Disney to launch online storage scheme ‘KeyChest’ by end of year

07/01/2010

Disney has unveiled plans for its online storage service, called 'Keychest', that will give users access to the studio's movies and TV shows online, offering an alternative to DVDs and Blu-rays. Using Keychest, consumers would purchase access rights to a film or TV show, rather than have physical ownership of material on a disc.

Disney hopes the technology will be deployed before the end of 2010. KeyChest will let consumers buy films or television shows from various distributors, store them on remote servers, and play them on multiple platforms ranging from TVs to computers and phones. Disney said it plans to roll-out KeyChest for both the U.S. and the international market, and that it will soon announce partners who will participate in the program.

07/01/2010

Disney said negotiations with content distributors, cable companies and telecommunications services have been ongoing for several months.

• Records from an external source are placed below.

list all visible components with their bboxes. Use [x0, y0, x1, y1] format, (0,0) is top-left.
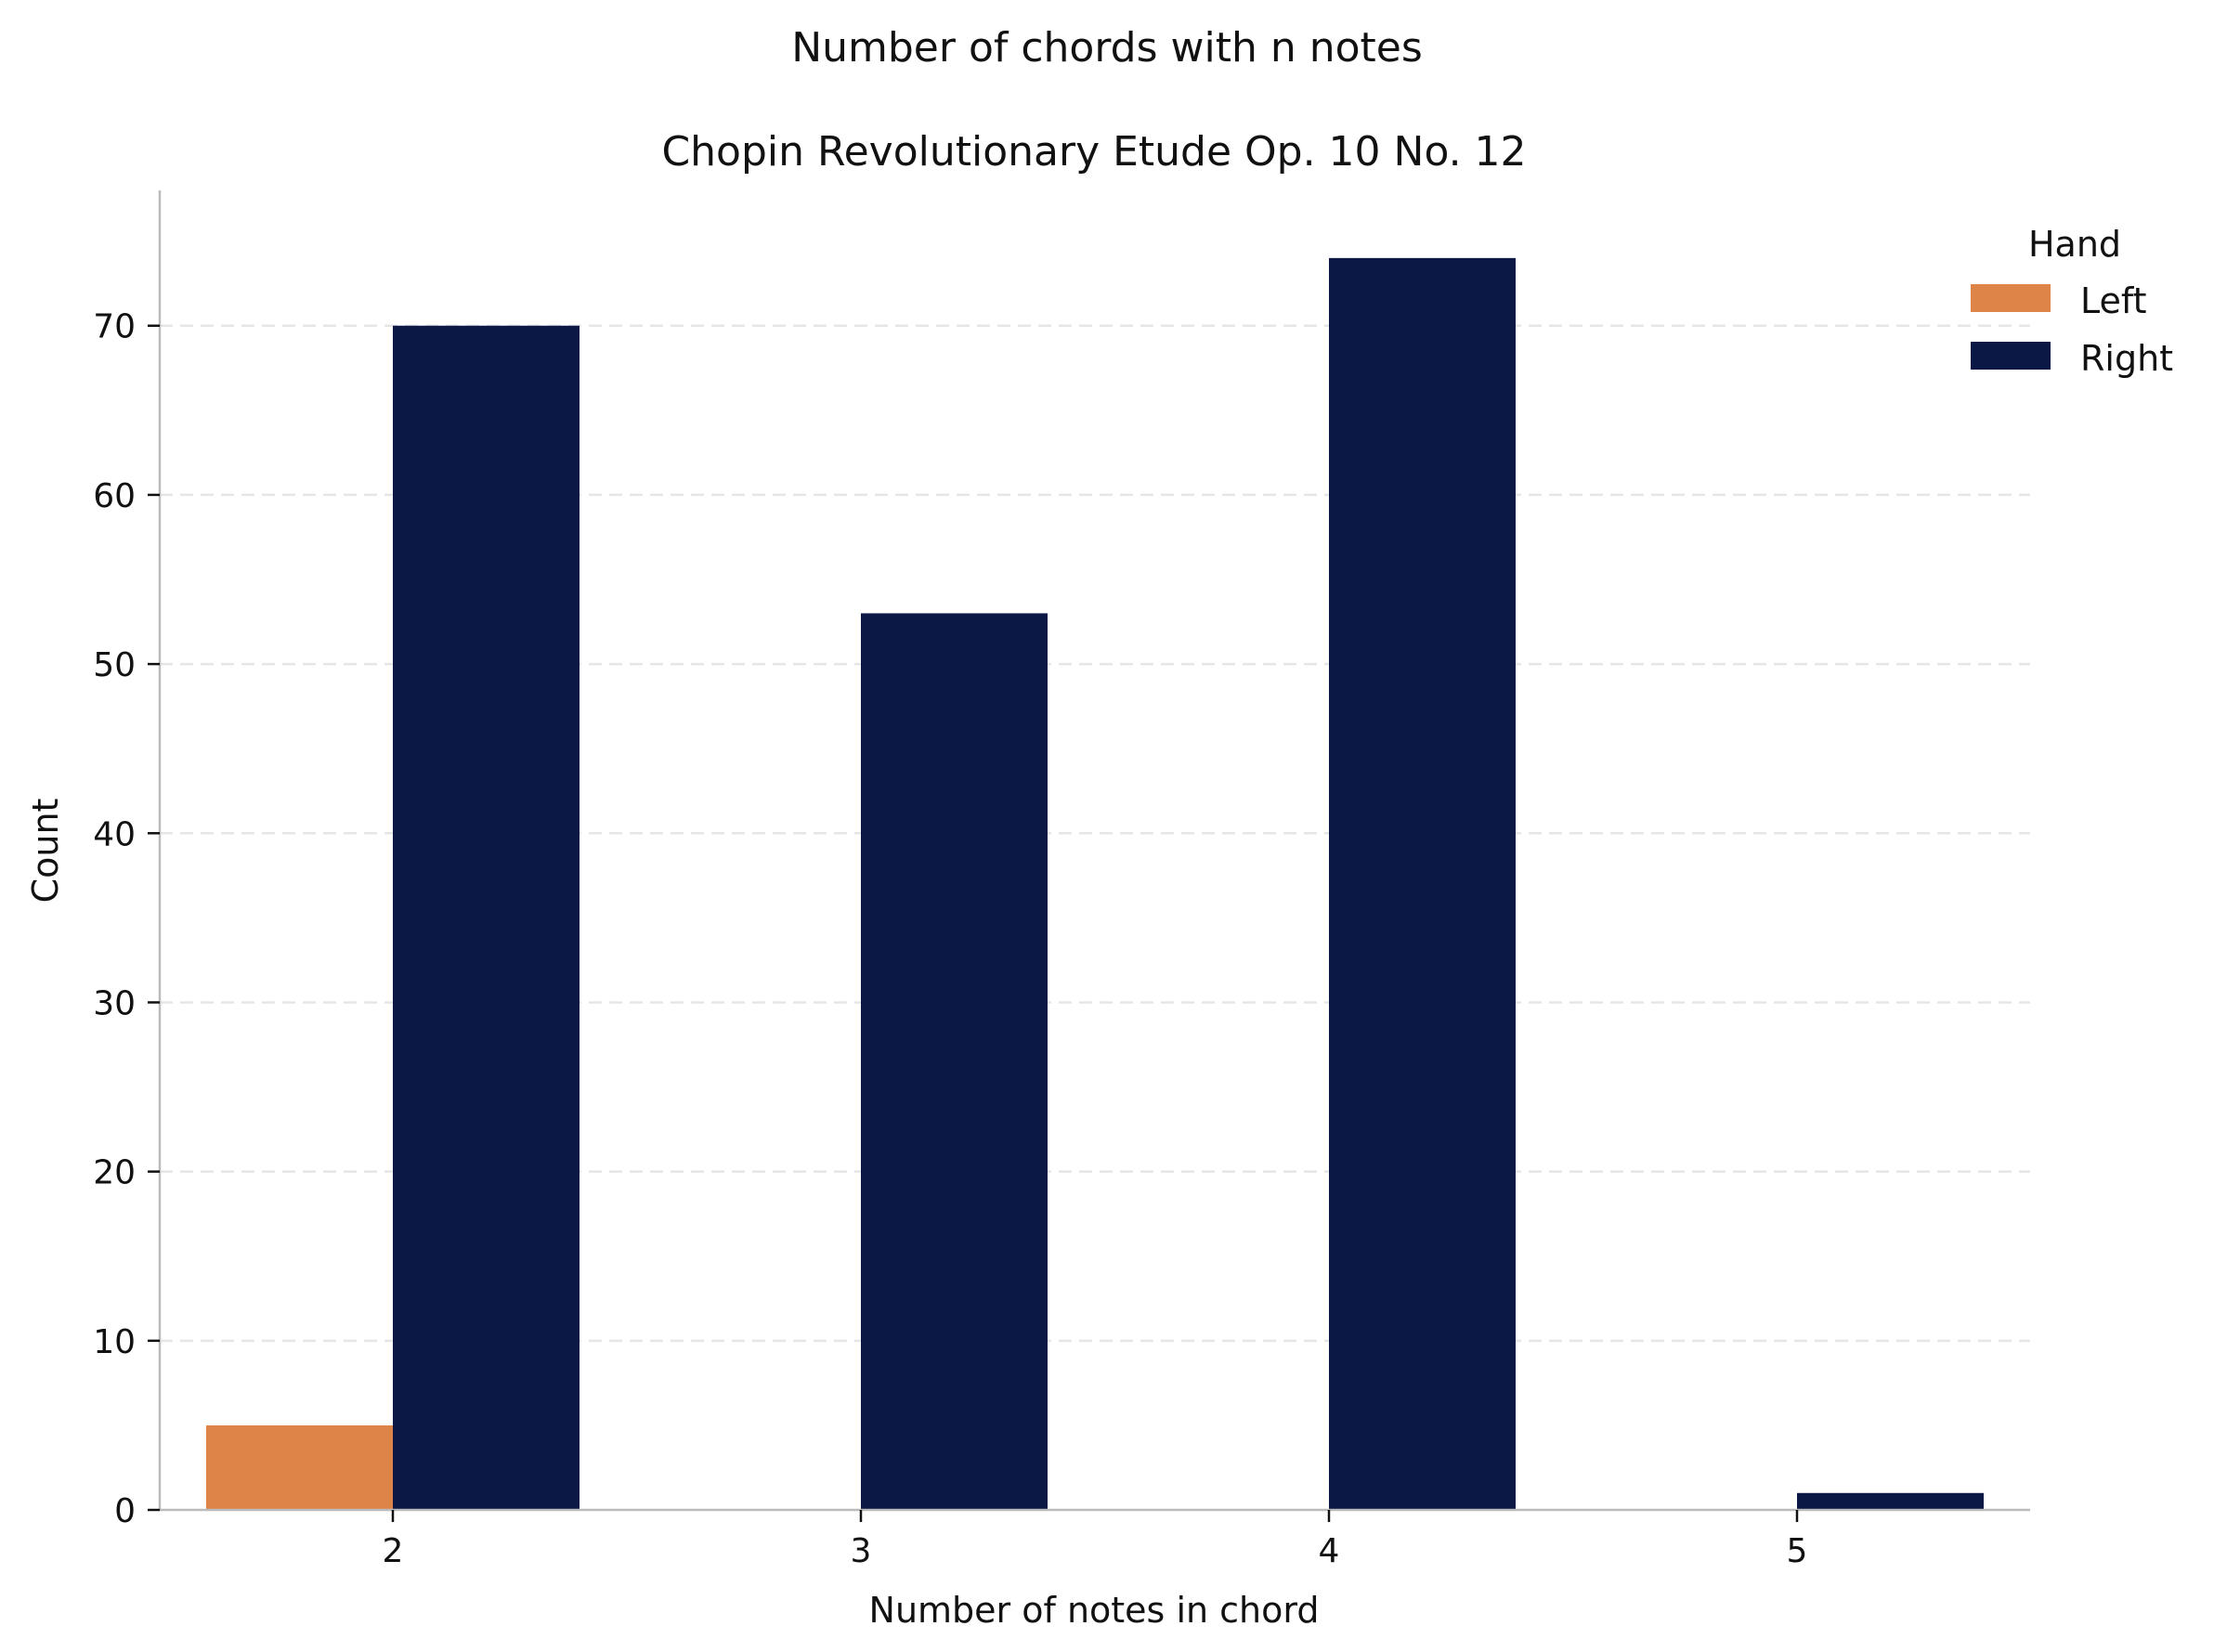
x-tick-label-2: 2 — [383, 1532, 404, 1570]
bar-right-2 — [393, 325, 580, 1510]
legend-swatch-right — [1971, 342, 2051, 370]
x-tick-label-3: 3 — [851, 1532, 872, 1570]
chart-title: Number of chords with n notes — [791, 24, 1423, 72]
y-tick-label-0: 0 — [114, 1492, 136, 1530]
bars — [206, 257, 1984, 1510]
y-axis-label: Count — [25, 799, 66, 904]
y-tick-label-10: 10 — [93, 1323, 136, 1361]
y-tick-label-50: 50 — [93, 646, 136, 684]
legend: Hand Left Right — [1971, 224, 2173, 379]
bar-right-3 — [861, 613, 1048, 1510]
bar-right-5 — [1797, 1492, 1984, 1510]
x-tick-label-4: 4 — [1319, 1532, 1340, 1570]
y-tick-label-30: 30 — [93, 984, 136, 1022]
y-axis-ticks: 0 10 20 30 40 50 60 70 — [93, 308, 160, 1530]
legend-label-left: Left — [2080, 280, 2147, 321]
y-tick-label-40: 40 — [93, 815, 136, 853]
bar-right-4 — [1329, 257, 1516, 1510]
legend-items: Left Right — [1971, 280, 2173, 379]
legend-title: Hand — [2028, 224, 2121, 265]
chart-subtitle: Chopin Revolutionary Etude Op. 10 No. 12 — [661, 128, 1526, 176]
y-tick-label-70: 70 — [93, 308, 136, 346]
x-axis-label: Number of notes in chord — [869, 1590, 1320, 1631]
legend-label-right: Right — [2080, 338, 2173, 379]
bar-left-2 — [206, 1424, 393, 1510]
x-tick-label-5: 5 — [1787, 1532, 1808, 1570]
legend-swatch-left — [1971, 284, 2051, 312]
x-axis-ticks: 2 3 4 5 — [383, 1510, 1808, 1570]
y-tick-label-20: 20 — [93, 1154, 136, 1192]
y-tick-label-60: 60 — [93, 477, 136, 515]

The company also said a third-party company will operate KeyChest, and that it expects other studios to make their content available through the authenticating technology Disney has developed.

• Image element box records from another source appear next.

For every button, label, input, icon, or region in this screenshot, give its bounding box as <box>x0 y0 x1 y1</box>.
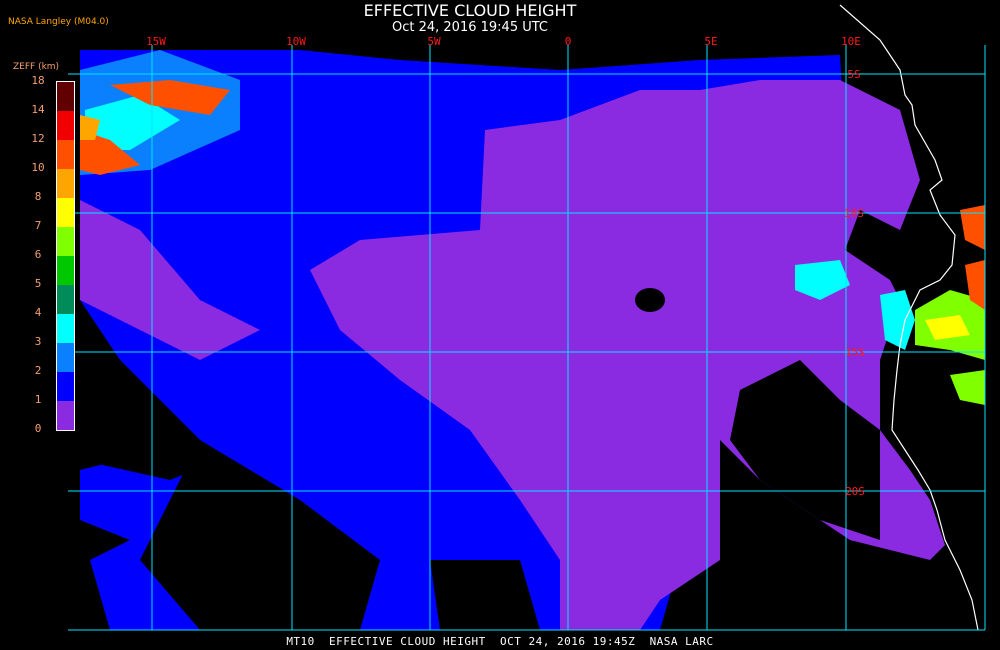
lon-label: 5E <box>704 35 717 48</box>
legend-tick-label: 10 <box>31 161 45 174</box>
legend-swatch <box>57 401 74 430</box>
color-scale-bar <box>56 81 75 431</box>
legend-title: ZEFF (km) <box>13 62 60 72</box>
convective-cloud <box>925 315 970 340</box>
legend-tick-label: 1 <box>34 393 42 406</box>
legend-swatch <box>57 256 74 285</box>
coastline <box>839 4 979 631</box>
legend-tick-label: 8 <box>34 190 42 203</box>
source-label: NASA Langley (M04.0) <box>8 17 109 27</box>
legend-swatch <box>57 314 74 343</box>
clear-sky-area <box>140 440 380 630</box>
clear-sky-area <box>80 320 220 480</box>
footer-caption: MT10 EFFECTIVE CLOUD HEIGHT OCT 24, 2016… <box>286 635 714 648</box>
lon-label: 10E <box>841 35 861 48</box>
map-timestamp: Oct 24, 2016 19:45 UTC <box>392 20 548 35</box>
legend-swatch <box>57 198 74 227</box>
legend-swatch <box>57 140 74 169</box>
convective-cloud <box>965 260 985 310</box>
high-cloud-region <box>80 130 140 175</box>
lat-label: 10S <box>844 207 864 220</box>
lon-label: 5W <box>427 35 441 48</box>
legend-tick-label: 0 <box>34 422 42 435</box>
legend-swatch <box>57 169 74 198</box>
legend-tick-label: 18 <box>31 74 45 87</box>
lon-label: 15W <box>146 35 166 48</box>
convective-cloud <box>950 370 985 405</box>
legend-tick-label: 6 <box>34 248 42 261</box>
legend-tick-label: 7 <box>34 219 42 232</box>
mid-cloud-region <box>795 260 850 300</box>
legend-swatch <box>57 227 74 256</box>
legend-swatch <box>57 285 74 314</box>
legend-swatch <box>57 82 74 111</box>
legend-swatch <box>57 343 74 372</box>
legend-tick-label: 5 <box>34 277 42 290</box>
mid-cloud-region <box>85 95 180 150</box>
legend-swatch <box>57 111 74 140</box>
graticule <box>68 45 986 631</box>
high-cloud-region <box>110 80 230 115</box>
high-cloud-region <box>80 115 100 140</box>
legend-tick-label: 14 <box>31 103 45 116</box>
legend-swatch <box>57 372 74 401</box>
very-low-cloud-patch <box>80 200 260 360</box>
legend-tick-label: 12 <box>31 132 45 145</box>
lon-label: 10W <box>286 35 306 48</box>
lat-label: 15S <box>845 346 865 359</box>
lat-label: 5S <box>847 68 860 81</box>
mid-cloud-region <box>880 290 915 350</box>
lon-label: 0 <box>565 35 572 48</box>
clear-sky-area <box>635 288 665 312</box>
legend-tick-label: 4 <box>34 306 42 319</box>
legend-tick-label: 3 <box>34 335 42 348</box>
clear-sky-area <box>730 360 880 540</box>
lat-label: 20S <box>845 485 865 498</box>
legend-tick-label: 2 <box>34 364 42 377</box>
clear-sky-area <box>430 560 540 630</box>
map-title: EFFECTIVE CLOUD HEIGHT <box>363 1 577 20</box>
convective-cloud <box>960 205 985 250</box>
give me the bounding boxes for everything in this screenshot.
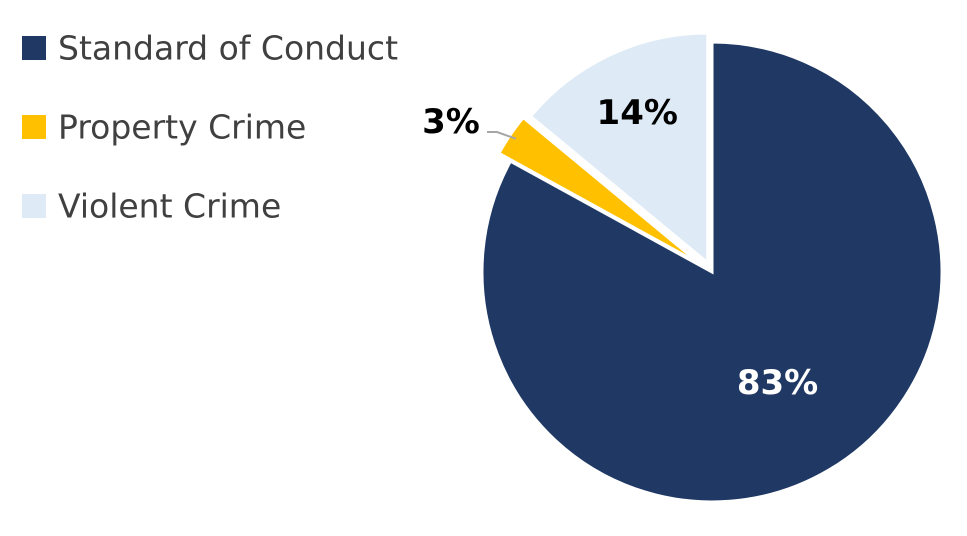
data-labels: 83% 3% 14% [422, 93, 818, 403]
slice-standard-of-conduct [480, 40, 944, 504]
legend-swatch-violent-crime [22, 194, 46, 218]
legend-label-property-crime: Property Crime [58, 108, 306, 147]
legend-swatch-standard-of-conduct [22, 36, 46, 60]
leader-lines [487, 131, 517, 140]
legend-swatch-property-crime [22, 115, 46, 139]
data-label-property-crime: 3% [422, 102, 480, 142]
slice-violent-crime [528, 31, 710, 267]
pie-slices [480, 31, 944, 504]
legend-label-standard-of-conduct: Standard of Conduct [58, 29, 398, 68]
leader-line-property-crime [487, 131, 517, 140]
data-label-standard-of-conduct: 83% [737, 363, 818, 403]
slice-property-crime [496, 115, 702, 266]
legend: Standard of Conduct Property Crime Violent… [22, 29, 398, 226]
data-label-violent-crime: 14% [597, 93, 678, 133]
legend-label-violent-crime: Violent Crime [58, 187, 281, 226]
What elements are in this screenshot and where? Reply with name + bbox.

The company said Keychest is not intended as a Disney-only venture.

"The idea is to have all the movies consumers want to buy available in this way," said Kelly Summers, vice president of digital distribution at Disney, on Tuesday in a briefing about KeyChest. "If it's Disney only, there really isn't much value here," she said.

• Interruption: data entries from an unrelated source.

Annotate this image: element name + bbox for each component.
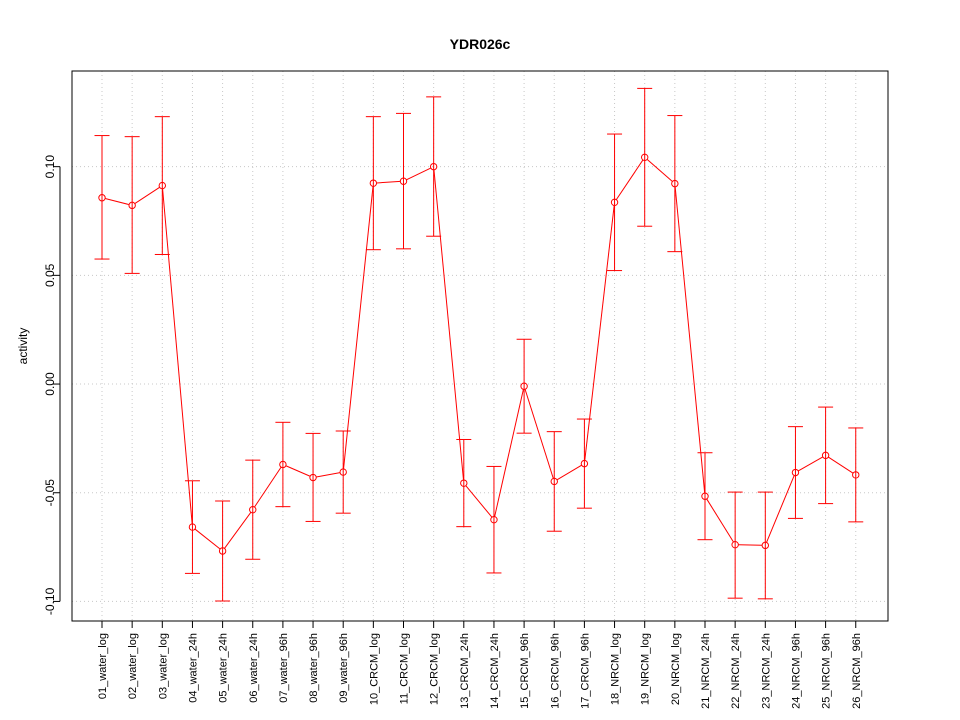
data-point <box>279 460 287 469</box>
data-point <box>399 177 408 185</box>
series-segment <box>134 186 160 205</box>
data-point <box>671 179 679 188</box>
data-point <box>98 194 106 202</box>
x-tick-label: 10_CRCM_log <box>368 633 380 705</box>
series-segment <box>465 485 493 518</box>
data-point <box>852 471 860 479</box>
chart-title: YDR026c <box>450 36 511 52</box>
x-tick-label: 11_CRCM_log <box>399 633 411 704</box>
x-tick-label: 13_CRCM_24h <box>459 633 471 709</box>
y-axis: 0.10 0.05 0.00 -0.05 -0.10 <box>43 155 61 615</box>
y-tick-label: 0.10 <box>43 155 57 179</box>
data-point <box>429 162 438 171</box>
x-tick-label: 06_water_24h <box>248 633 260 703</box>
data-point <box>610 198 619 207</box>
data-point <box>339 468 347 476</box>
series-segment <box>254 466 282 508</box>
series-segment <box>194 528 221 550</box>
x-tick-label: 15_CRCM_96h <box>519 633 531 709</box>
data-point <box>158 181 167 190</box>
data-point <box>821 451 830 460</box>
series-segment <box>738 544 763 546</box>
x-axis: 01_water_log 02_water_log 03_water_log 04_w… <box>97 620 863 709</box>
series-segment <box>556 464 582 481</box>
data-point <box>369 179 378 187</box>
series-segment <box>584 205 615 461</box>
series-segment <box>494 389 524 517</box>
x-tick-label: 09_water_96h <box>338 633 350 703</box>
data-point <box>188 523 197 531</box>
data-point <box>550 477 558 486</box>
x-tick-label: 17_CRCM_96h <box>579 633 591 709</box>
series-segment <box>224 511 252 549</box>
y-tick-label: -0.10 <box>43 587 57 615</box>
x-tick-label: 21_NRCM_24h <box>700 633 712 709</box>
series-segment <box>674 186 706 494</box>
x-tick-label: 12_CRCM_log <box>429 633 441 705</box>
data-point <box>701 492 709 500</box>
data-point <box>218 547 227 555</box>
series-segment <box>104 198 130 206</box>
x-tick-label: 18_NRCM_log <box>610 633 622 705</box>
x-tick-label: 24_NRCM_96h <box>790 633 802 709</box>
y-tick-label: 0.05 <box>43 263 57 287</box>
x-tick-label: 03_water_log <box>157 633 169 699</box>
data-point <box>641 153 649 162</box>
y-axis-label: activity <box>16 328 30 365</box>
x-tick-label: 14_CRCM_24h <box>489 633 501 709</box>
y-tick-label: -0.05 <box>43 479 57 507</box>
data-point <box>460 479 468 487</box>
x-tick-label: 23_NRCM_24h <box>760 633 772 709</box>
grid-lines <box>72 71 888 621</box>
data-point <box>791 468 800 477</box>
series-segment <box>162 188 193 524</box>
series-segment <box>343 186 374 469</box>
data-point <box>580 459 589 468</box>
data-point <box>490 515 498 524</box>
series-segment <box>828 456 854 474</box>
x-tick-label: 05_water_24h <box>218 633 230 703</box>
x-tick-label: 04_water_24h <box>187 633 199 703</box>
x-tick-label: 01_water_log <box>97 633 109 699</box>
series-segment <box>406 167 431 181</box>
series-segment <box>797 456 824 472</box>
y-tick-label: 0.00 <box>43 372 57 396</box>
x-tick-label: 19_NRCM_log <box>640 633 652 705</box>
x-tick-label: 02_water_log <box>127 633 139 699</box>
series-segment <box>646 159 673 182</box>
x-tick-label: 25_NRCM_96h <box>821 633 833 709</box>
series-line-group <box>104 159 854 550</box>
x-tick-label: 20_NRCM_log <box>670 633 682 705</box>
data-point <box>309 473 317 482</box>
data-points-group <box>98 153 860 555</box>
series-segment <box>706 498 734 543</box>
series-segment <box>433 169 464 481</box>
series-segment <box>524 389 554 479</box>
x-tick-label: 16_CRCM_96h <box>549 633 561 709</box>
data-point <box>520 382 528 390</box>
series-segment <box>376 180 401 184</box>
x-tick-label: 22_NRCM_24h <box>730 633 742 709</box>
series-segment <box>615 159 644 200</box>
x-tick-label: 26_NRCM_96h <box>851 633 863 709</box>
x-tick-label: 07_water_96h <box>278 633 290 703</box>
series-segment <box>766 475 795 543</box>
series-segment <box>285 465 311 477</box>
error-bar-group <box>94 87 864 602</box>
data-point <box>731 540 739 549</box>
data-point <box>761 541 769 550</box>
x-tick-label: 08_water_96h <box>308 633 320 703</box>
data-point <box>249 505 257 514</box>
series-segment <box>316 472 341 478</box>
data-point <box>128 201 136 210</box>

Summers stressed that KeyChest will not be a service that consumers access directly.

Rather, Disney envisions KeyChest as a program that retailers can tap into to verify that consumers have already purchased the right to access a movie, and then make that movie available to the consumer across different devices.
The move comes as the entertainment industry looks to boost revenues amid falling DVD sales, which have dropped up to a quarter at some studios.

Time Warner has been exploring a similar concept, which it has dubbed TV Everywhere; this also involves users paying a subscription to view its content on different devices.